Indian Oil Moves Forward to Reduce PVC Import Dependency; Board Approves PVC Plant in Gujarat
- 30-Dec-2022 4:27 PM
- Journalist: Kim Chul Son
Gujarat (India): Indian Oil Corporation Limited (IOCL) has planned to set up PVC capacity in Vadodara, Gujarat, and in lieu of that, the Board of IOCL has given the approval to move forward with the plan. The news comes in the background of curtailing the import dependency of India on the overseas market for its PVC (Polyvinyl Chloride) demand. PVC has huge consumption potential where infrastructure, pipelines, and digital devices are a few of the major end-uses.
As per estimates, the total investment would be more than 4,000 crores (USD 483 Million) in setting up the plant in Gujarat.
As per the Ministry of Commerce (DGFT), India imported close to 1.67 million MT (under HS code 390410) during the financial year of 2021-2022, which makes India the largest importer of PVC in the world, closely followed by the USA and China.
According to ChemAnalyst, currently, India has a total estimated demand of 3.3 million MT by volume in 2022-23, and the demand is expected to reach 5.4 million MT by FY 2030, which implies that the import dependency of India may increase further in the coming years.
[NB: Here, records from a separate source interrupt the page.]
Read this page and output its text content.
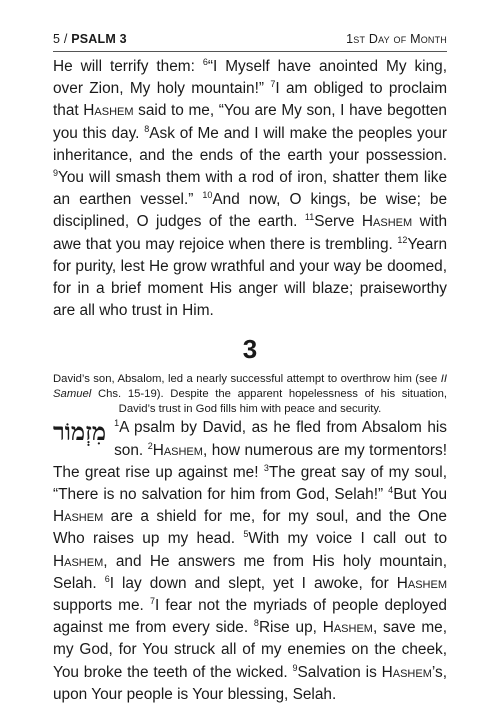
5 / PSALM 3	1st Day of Month

He will terrify them: $^6$“I Myself have anointed My king, over Zion, My holy mountain!” $^7$I am obliged to proclaim that Hashem said to me, “You are My son, I have begotten you this day. $^8$Ask of Me and I will make the peoples your inheritance, and the ends of the earth your possession. $^9$You will smash them with a rod of iron, shatter them like an earthen vessel.” $^{10}$And now, O kings, be wise; be disciplined, O judges of the earth. $^{11}$Serve Hashem with awe that you may rejoice when there is trembling. $^{12}$Yearn for purity, lest He grow wrathful and your way be doomed, for in a brief moment His anger will blaze; praiseworthy are all who trust in Him.

3

David’s son, Absalom, led a nearly successful attempt to overthrow him (see II Samuel Chs. 15-19). Despite the apparent hopelessness of his situation, David’s trust in God fills him with peace and security.

מִזְמוֹר $^1$A psalm by David, as he fled from Absalom his son. $^2$Hashem, how numerous are my tormentors! The great rise up against me! $^3$The great say of my soul, “There is no salvation for him from God, Selah!” $^4$But You Hashem are a shield for me, for my soul, and the One Who raises up my head. $^5$With my voice I call out to Hashem, and He answers me from His holy mountain, Selah. $^6$I lay down and slept, yet I awoke, for Hashem supports me. $^7$I fear not the myriads of people deployed against me from every side. $^8$Rise up, Hashem, save me, my God, for You struck all of my enemies on the cheek, You broke the teeth of the wicked. $^9$Salvation is Hashem’s, upon Your people is Your blessing, Selah.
Hence, the move to add more PVC capacity by IOCL could not have come at a more crucial stage.
The major end-use sector of PVC has been pipes and fittings, which comprised more than 65% of the total consumption by volume. India’s “Har Nal se Jal” scheme is expected to boost further the demand for PVC from the pipes and fittings sector in the coming years.
India also exported more than 21,000 MT of PVC in FY 2021-2022.
Furthermore, IOCL ‘s plan also includes additional capacities of Polypropylene and Lube Oil Base Stock (LOBS) at its Vadodara site in Gujarat.